I was in a five-car convoy that was robbed in broad daylight on Monday morning just outside Baghdad. We were on the only highway linking Iraq to Jordan -- the country's lifeline -- when several BMW's with masked men, armed with AK-47's, ambushed us under a bridge. These ''Ali Babas'' blocked the road, pointed guns at our faces and demanded our cash (no credit cards!). They made off with thousands of dollars, which maybe they'll just keep, or maybe they'll use to pay people to kill U.S. soldiers. Who knows? I do know we drove for two more hours before we ran into the soldiers of a U.S. patrol and told them what had happened.

''Sorry,'' the sergeant said, ''we just don't have enough people.''

It's a travesty that four months after the fall of Saddam, the main road in and out of the country is still not safe. It underscores how much the Pentagon's ideological reach exceeds its military grasp. All of America's friends in Baghdad say the same thing: I love your ideas, but my daily life -- salary, electricity, security -- is worse since you came, not better.

''If you have an animal in the zoo who is fearful, angry and hungry, how can you train him?'' Imad al-Tamimi, a college student who works for U.S. forces as a translator, asked me. ''But if you secure him, caress him and give him some food, he will be obedient. The Iraqi people, if you secure their lives, give them a minimum level of good living, they will be your friends without your even asking them to be your friends.
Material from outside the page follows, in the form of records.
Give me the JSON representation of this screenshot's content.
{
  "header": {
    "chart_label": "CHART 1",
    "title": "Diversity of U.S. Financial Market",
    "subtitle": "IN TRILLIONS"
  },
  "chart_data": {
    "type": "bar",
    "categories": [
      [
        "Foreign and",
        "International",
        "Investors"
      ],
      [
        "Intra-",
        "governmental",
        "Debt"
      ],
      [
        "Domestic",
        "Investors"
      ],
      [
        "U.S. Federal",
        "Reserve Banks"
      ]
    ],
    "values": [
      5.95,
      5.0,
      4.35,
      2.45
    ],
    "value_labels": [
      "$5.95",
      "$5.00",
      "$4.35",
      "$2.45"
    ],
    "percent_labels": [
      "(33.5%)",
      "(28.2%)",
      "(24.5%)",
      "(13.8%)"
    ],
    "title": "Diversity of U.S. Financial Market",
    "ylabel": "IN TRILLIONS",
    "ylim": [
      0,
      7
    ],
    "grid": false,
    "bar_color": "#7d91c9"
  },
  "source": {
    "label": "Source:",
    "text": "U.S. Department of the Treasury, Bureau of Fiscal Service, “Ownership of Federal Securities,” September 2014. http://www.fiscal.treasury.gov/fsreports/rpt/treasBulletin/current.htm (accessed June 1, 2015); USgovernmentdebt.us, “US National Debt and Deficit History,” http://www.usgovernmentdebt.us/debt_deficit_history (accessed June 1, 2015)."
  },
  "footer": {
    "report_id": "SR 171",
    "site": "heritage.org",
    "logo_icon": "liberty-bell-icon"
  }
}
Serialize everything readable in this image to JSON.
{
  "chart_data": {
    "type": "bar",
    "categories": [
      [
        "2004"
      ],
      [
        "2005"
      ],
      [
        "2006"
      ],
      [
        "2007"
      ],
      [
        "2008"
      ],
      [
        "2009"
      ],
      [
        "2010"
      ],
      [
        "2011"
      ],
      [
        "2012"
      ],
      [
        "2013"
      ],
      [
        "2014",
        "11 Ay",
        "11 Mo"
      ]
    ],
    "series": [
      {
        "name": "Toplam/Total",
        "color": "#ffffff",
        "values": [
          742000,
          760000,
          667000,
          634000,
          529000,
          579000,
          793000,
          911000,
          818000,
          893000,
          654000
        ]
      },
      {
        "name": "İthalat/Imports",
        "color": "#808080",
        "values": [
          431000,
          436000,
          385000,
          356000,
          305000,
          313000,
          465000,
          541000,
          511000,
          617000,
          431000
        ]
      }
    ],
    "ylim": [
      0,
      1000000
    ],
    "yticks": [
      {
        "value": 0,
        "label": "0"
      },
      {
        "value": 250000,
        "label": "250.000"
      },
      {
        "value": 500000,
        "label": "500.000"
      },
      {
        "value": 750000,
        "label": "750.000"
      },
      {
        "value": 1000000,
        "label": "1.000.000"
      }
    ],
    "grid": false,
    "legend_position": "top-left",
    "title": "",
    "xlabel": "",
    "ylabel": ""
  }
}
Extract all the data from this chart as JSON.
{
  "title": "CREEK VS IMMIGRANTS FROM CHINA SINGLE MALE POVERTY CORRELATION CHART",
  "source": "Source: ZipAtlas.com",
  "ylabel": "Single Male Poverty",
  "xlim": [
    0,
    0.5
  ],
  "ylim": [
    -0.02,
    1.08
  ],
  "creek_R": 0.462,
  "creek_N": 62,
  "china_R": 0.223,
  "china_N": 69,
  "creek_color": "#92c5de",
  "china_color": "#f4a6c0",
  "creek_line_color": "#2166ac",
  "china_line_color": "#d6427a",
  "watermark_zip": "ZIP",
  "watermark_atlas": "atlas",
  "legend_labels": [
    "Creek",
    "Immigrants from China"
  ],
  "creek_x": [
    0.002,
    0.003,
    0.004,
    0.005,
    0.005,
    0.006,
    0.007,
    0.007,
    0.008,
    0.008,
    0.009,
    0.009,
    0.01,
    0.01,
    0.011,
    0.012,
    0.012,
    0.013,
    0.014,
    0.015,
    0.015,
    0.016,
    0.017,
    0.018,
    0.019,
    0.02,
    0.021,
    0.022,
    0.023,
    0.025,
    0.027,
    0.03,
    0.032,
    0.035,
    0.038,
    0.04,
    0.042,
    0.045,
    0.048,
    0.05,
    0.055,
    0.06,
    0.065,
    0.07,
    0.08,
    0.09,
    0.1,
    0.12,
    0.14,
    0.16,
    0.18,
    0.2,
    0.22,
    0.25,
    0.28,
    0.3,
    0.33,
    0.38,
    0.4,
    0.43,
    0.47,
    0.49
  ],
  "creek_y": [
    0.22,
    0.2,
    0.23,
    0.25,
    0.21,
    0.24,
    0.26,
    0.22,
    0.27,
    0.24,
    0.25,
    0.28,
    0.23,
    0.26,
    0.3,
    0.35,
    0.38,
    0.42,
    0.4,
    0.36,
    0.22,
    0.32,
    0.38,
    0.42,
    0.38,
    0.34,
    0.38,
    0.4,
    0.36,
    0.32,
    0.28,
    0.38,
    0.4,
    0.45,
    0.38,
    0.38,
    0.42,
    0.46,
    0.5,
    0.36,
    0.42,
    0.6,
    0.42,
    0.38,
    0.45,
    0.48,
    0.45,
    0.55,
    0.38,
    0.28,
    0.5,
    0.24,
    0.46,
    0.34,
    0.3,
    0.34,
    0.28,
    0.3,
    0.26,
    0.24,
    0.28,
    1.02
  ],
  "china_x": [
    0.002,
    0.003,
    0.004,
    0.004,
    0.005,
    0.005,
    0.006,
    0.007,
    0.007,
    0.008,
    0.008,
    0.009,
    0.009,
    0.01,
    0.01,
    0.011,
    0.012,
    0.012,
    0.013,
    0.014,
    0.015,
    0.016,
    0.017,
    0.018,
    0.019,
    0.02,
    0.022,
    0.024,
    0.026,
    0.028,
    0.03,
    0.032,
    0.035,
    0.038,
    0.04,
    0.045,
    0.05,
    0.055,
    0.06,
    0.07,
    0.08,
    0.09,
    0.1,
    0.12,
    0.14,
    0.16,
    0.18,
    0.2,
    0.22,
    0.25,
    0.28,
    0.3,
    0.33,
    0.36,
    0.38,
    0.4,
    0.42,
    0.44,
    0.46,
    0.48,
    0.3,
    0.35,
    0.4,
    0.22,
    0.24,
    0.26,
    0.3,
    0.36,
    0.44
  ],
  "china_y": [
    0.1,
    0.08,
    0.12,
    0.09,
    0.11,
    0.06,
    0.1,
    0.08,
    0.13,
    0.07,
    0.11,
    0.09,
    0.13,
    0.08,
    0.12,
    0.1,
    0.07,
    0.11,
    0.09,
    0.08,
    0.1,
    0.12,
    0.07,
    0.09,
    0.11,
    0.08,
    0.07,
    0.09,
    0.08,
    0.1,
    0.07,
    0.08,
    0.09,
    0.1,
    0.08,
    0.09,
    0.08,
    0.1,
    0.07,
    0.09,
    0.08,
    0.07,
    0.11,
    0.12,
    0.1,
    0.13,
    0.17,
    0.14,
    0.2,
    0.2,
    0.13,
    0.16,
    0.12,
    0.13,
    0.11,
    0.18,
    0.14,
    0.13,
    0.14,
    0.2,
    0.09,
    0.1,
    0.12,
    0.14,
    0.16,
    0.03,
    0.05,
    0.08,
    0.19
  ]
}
But that's not what's happening.''

We have planted many good ideas and programs here, but the ideas will not be heard and the programs will not flower without more money to create jobs, more troops to protect the electricity and more time to train Iraqis so U.S. troops can get off the streets, and without a U.S. advisory team here dedicated to stay. There is no continuity. U.S. advisers come for a few months, then leave, and their replacements have to start all over.

It would be a tragic irony if the greatest technological power in the history of the world came to the cradle of civilization with its revolutionary ideas and found itself defeated because it couldn't keep the electricity on.